Copyright © Janice Tracy, Mississippi Memories

Thursday, November 25, 2010

Happy Thanksgiving and Pass the Cornbread Dressing

Today, I would like to wish all my readers a Happy Thanksgiving.  For most of us, that means a day spent with family and friends, gathered together for a meal (and some football!) that signifies thankfulness for not only food and the necessities of life, but for our most precious gifts - each other. 


If you currently live in the South, or if you have lived in the South and are now transplanted elsewhere, before all the turkey and the football, there is cornbread dressing.  In our family, the recipe for this staple Thanksgiving dish has been handed down for generations.  My mother, whose recipe I make, says she learned to make the dressing from my dad's Great Aunt Stella, who learned to make it from her mother, my great-grandmother Claudia Baldridge Branch. The source of the recipe gets fuzzy past that point, but attributing it to Granny Claudy makes the recipe at least a century old.

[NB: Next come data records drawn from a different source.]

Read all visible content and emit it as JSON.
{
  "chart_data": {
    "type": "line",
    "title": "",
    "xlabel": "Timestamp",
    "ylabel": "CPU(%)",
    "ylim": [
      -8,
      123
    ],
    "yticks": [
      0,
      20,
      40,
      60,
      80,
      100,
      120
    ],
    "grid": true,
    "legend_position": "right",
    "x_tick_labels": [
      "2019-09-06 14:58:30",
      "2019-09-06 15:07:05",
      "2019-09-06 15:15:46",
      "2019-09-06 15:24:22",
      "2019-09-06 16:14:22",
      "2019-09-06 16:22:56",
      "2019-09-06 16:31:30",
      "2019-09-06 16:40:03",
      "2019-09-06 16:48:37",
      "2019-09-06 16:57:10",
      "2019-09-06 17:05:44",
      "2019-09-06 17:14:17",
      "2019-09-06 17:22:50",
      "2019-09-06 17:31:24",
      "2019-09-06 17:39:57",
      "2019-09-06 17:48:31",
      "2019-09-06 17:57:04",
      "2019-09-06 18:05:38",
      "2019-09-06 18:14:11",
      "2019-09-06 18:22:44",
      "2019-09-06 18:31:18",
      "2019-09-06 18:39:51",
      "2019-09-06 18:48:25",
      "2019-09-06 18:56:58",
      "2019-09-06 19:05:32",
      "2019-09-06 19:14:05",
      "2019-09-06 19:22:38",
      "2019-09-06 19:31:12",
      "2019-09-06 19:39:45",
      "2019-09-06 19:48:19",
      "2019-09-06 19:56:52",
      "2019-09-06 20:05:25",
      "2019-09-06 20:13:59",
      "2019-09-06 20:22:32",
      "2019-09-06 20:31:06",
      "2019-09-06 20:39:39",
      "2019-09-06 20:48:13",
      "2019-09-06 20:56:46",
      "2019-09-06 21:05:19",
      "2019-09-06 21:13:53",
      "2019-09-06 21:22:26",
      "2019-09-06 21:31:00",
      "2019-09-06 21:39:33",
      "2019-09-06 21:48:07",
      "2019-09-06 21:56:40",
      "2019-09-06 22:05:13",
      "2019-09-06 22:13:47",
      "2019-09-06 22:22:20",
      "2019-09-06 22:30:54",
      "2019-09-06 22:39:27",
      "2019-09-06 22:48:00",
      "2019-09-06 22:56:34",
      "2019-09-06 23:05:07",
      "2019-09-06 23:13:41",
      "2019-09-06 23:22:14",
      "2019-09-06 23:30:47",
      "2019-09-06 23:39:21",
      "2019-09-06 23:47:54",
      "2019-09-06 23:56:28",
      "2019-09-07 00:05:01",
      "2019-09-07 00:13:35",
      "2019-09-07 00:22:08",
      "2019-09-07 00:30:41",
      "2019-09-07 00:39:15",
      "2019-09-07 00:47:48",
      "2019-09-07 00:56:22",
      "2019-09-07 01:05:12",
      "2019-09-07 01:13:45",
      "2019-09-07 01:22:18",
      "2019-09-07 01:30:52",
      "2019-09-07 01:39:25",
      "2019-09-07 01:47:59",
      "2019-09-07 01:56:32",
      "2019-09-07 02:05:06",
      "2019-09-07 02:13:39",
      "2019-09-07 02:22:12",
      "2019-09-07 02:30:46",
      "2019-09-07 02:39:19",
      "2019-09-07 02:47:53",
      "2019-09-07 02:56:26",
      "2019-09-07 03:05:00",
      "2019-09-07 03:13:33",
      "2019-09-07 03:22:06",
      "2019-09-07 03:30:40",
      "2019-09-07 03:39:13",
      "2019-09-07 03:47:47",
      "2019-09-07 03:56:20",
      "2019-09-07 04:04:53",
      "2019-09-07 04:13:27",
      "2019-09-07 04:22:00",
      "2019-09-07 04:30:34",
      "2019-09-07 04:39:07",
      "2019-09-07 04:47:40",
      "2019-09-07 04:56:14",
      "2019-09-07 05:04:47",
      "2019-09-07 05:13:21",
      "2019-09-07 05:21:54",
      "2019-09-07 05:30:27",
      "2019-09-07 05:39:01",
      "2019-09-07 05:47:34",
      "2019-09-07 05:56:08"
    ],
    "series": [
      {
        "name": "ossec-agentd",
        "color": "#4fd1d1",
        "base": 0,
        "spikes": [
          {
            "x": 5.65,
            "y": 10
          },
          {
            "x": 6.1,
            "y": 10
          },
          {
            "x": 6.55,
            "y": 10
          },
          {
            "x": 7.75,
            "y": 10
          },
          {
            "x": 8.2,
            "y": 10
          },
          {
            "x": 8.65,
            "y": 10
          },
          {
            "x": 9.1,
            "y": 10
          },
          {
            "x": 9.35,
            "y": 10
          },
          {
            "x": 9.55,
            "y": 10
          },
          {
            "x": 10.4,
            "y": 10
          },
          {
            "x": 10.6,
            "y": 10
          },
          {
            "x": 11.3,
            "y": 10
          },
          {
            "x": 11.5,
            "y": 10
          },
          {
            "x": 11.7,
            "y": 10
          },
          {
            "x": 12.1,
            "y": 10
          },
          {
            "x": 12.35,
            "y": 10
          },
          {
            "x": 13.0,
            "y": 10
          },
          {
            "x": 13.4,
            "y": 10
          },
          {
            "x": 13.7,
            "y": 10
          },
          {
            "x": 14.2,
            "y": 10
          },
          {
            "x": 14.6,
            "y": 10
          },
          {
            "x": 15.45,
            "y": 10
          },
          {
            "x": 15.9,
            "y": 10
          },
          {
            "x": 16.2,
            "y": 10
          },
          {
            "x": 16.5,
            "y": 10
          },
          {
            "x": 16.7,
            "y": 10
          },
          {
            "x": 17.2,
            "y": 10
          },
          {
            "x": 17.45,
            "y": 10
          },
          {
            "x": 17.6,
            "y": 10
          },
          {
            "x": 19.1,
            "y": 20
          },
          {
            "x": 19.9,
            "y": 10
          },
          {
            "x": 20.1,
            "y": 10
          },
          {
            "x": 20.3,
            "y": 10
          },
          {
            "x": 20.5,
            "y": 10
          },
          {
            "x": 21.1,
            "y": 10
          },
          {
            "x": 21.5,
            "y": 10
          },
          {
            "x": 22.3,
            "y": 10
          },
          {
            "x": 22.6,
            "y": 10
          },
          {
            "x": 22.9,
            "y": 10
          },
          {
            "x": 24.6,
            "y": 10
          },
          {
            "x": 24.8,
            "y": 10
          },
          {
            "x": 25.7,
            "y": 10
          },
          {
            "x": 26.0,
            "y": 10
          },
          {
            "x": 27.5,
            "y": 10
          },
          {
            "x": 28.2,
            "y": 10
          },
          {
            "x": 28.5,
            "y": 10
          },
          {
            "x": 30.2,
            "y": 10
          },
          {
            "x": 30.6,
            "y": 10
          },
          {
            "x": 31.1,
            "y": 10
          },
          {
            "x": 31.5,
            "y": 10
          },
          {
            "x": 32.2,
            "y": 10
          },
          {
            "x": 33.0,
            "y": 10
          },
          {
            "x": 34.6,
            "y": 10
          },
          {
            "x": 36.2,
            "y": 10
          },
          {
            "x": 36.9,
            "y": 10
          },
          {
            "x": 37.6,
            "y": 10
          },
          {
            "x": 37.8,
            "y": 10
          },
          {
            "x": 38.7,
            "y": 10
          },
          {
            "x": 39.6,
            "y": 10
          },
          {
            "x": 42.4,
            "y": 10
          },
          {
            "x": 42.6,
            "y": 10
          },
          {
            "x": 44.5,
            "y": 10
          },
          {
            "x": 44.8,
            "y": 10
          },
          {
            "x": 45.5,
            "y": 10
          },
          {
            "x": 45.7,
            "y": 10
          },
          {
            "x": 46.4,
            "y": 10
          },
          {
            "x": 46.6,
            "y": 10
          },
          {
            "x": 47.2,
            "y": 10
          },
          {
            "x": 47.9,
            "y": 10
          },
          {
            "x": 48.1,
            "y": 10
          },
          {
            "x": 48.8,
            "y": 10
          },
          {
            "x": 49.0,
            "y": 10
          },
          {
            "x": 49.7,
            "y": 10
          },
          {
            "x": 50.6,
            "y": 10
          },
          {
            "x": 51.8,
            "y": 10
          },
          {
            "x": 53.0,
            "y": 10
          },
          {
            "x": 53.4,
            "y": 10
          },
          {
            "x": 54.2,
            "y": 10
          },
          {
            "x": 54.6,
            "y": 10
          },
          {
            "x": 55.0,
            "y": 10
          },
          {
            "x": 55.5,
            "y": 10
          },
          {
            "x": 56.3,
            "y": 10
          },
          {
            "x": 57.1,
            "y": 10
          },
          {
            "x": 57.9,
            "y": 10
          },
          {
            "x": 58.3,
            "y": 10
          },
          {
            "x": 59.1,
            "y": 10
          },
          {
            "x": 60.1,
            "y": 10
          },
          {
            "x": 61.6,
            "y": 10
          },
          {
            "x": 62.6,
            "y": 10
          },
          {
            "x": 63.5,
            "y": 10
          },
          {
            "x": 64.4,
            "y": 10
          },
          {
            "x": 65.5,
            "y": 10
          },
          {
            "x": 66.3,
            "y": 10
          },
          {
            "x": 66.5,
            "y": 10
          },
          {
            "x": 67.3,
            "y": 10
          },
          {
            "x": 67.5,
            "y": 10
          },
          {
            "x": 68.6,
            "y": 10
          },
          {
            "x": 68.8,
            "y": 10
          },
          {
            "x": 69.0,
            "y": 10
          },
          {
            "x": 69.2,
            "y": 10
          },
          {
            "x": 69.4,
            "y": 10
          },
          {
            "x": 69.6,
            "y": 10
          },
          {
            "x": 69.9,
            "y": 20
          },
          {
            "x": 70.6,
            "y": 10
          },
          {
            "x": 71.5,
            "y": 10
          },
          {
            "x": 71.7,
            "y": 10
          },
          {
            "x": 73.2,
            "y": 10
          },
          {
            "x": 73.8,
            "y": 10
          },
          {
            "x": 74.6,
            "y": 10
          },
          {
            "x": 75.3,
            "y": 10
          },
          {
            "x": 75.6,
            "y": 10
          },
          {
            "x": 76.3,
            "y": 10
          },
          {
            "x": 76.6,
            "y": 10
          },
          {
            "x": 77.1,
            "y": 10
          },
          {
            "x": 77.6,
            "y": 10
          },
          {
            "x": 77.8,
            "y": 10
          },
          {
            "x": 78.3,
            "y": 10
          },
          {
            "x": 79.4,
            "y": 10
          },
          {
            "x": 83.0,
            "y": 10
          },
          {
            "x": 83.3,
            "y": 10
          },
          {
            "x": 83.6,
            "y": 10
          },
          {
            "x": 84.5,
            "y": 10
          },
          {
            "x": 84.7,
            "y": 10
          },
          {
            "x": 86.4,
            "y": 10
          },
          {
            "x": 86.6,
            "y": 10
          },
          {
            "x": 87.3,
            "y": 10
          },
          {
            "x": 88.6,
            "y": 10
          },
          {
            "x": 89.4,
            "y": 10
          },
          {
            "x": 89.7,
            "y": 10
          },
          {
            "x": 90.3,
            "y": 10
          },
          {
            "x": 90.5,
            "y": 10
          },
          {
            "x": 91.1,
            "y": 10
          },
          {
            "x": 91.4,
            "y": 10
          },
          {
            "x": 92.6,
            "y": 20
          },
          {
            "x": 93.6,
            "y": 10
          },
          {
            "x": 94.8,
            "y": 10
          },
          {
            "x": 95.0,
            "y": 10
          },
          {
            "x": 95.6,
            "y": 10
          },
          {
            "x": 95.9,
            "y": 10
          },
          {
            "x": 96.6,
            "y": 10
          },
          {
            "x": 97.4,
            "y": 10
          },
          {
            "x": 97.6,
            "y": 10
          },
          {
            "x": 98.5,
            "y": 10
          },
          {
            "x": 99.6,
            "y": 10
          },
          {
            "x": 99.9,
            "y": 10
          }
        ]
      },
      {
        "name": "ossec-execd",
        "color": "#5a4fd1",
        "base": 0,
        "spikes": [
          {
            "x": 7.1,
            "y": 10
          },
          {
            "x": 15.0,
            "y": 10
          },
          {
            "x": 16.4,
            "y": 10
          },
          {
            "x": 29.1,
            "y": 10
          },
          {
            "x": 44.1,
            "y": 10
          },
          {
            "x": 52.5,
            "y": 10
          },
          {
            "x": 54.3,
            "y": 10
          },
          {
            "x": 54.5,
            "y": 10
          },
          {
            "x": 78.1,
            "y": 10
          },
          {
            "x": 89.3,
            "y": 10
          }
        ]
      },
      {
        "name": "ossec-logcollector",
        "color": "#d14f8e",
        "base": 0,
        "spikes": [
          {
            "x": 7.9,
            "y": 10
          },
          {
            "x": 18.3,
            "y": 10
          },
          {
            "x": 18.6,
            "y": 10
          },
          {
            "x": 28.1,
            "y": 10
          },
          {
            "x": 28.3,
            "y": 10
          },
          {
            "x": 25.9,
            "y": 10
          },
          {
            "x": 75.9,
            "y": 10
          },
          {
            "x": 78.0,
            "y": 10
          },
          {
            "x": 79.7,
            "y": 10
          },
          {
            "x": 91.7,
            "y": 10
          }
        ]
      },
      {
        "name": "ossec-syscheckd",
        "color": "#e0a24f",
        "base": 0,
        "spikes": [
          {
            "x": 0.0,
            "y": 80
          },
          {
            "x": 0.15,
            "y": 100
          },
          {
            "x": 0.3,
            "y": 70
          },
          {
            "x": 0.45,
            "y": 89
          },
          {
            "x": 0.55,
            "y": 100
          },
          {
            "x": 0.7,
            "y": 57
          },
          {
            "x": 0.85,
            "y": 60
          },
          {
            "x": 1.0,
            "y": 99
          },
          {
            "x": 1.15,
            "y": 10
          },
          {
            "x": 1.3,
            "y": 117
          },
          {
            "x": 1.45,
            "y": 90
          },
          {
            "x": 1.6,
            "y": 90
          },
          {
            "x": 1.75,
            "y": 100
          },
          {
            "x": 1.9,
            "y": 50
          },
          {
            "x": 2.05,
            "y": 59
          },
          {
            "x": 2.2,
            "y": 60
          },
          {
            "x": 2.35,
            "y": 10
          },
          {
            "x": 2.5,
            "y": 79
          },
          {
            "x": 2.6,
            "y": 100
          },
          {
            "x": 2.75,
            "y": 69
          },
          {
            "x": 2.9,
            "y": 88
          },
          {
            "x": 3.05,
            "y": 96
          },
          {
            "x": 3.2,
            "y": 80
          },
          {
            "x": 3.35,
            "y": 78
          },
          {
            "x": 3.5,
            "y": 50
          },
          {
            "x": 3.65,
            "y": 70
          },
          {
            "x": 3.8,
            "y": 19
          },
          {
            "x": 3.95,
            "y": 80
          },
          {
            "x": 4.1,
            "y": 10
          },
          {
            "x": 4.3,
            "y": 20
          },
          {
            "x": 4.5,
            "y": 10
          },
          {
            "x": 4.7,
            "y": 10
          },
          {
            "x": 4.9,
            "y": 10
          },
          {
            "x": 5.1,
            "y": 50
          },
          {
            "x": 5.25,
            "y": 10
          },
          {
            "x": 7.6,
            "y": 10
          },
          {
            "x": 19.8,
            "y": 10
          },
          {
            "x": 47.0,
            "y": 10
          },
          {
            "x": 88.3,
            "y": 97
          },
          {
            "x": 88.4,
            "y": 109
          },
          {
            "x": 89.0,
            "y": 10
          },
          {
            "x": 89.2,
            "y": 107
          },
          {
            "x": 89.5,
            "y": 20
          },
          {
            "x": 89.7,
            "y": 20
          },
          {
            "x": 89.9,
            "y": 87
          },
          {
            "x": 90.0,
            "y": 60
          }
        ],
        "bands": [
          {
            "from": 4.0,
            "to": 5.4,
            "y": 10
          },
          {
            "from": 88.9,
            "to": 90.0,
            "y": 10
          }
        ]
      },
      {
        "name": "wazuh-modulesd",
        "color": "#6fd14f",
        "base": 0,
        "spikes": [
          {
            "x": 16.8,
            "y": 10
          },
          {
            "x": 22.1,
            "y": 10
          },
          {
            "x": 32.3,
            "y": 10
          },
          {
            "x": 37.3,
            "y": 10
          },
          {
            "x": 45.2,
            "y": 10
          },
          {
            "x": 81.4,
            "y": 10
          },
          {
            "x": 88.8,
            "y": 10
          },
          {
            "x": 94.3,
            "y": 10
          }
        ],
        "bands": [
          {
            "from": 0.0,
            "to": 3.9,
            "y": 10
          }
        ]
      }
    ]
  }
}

Besides being an "heirloom" recipe, what makes this cornbread dressing special?  For me, it is the aroma and taste created by the just-right combination of celery, onion, sage, and thyme.  Nothing says dinner is almost ready quite as much as the aroma of cornbread dressing baking in an oven from which good ole Tom Turkey has just been removed! 


So that's what I will be doing tomorrow.....making that heirloom recipe for some family and friends.  And while I am making the cornbread, chopping the celery, and dicing the onion, I will be giving thanks for so many, many things - family that makes me happy, friends who make me smile, food, shelter, and clothing, and all the many other blessings that God has bestowed upon me ~ including all of you, dear readers, who continue to follow my blog.  


Now go and enjoy the cornbread dressing!

1 comment:

  1. I know this is late but i love cornbread dressing too. I remember my mother cutting up the celery, onions etc. my grandmother couldn't cook when she married and my grandfather taught her and continued to cook the turkey on Thanksgiving and Christmas through the years.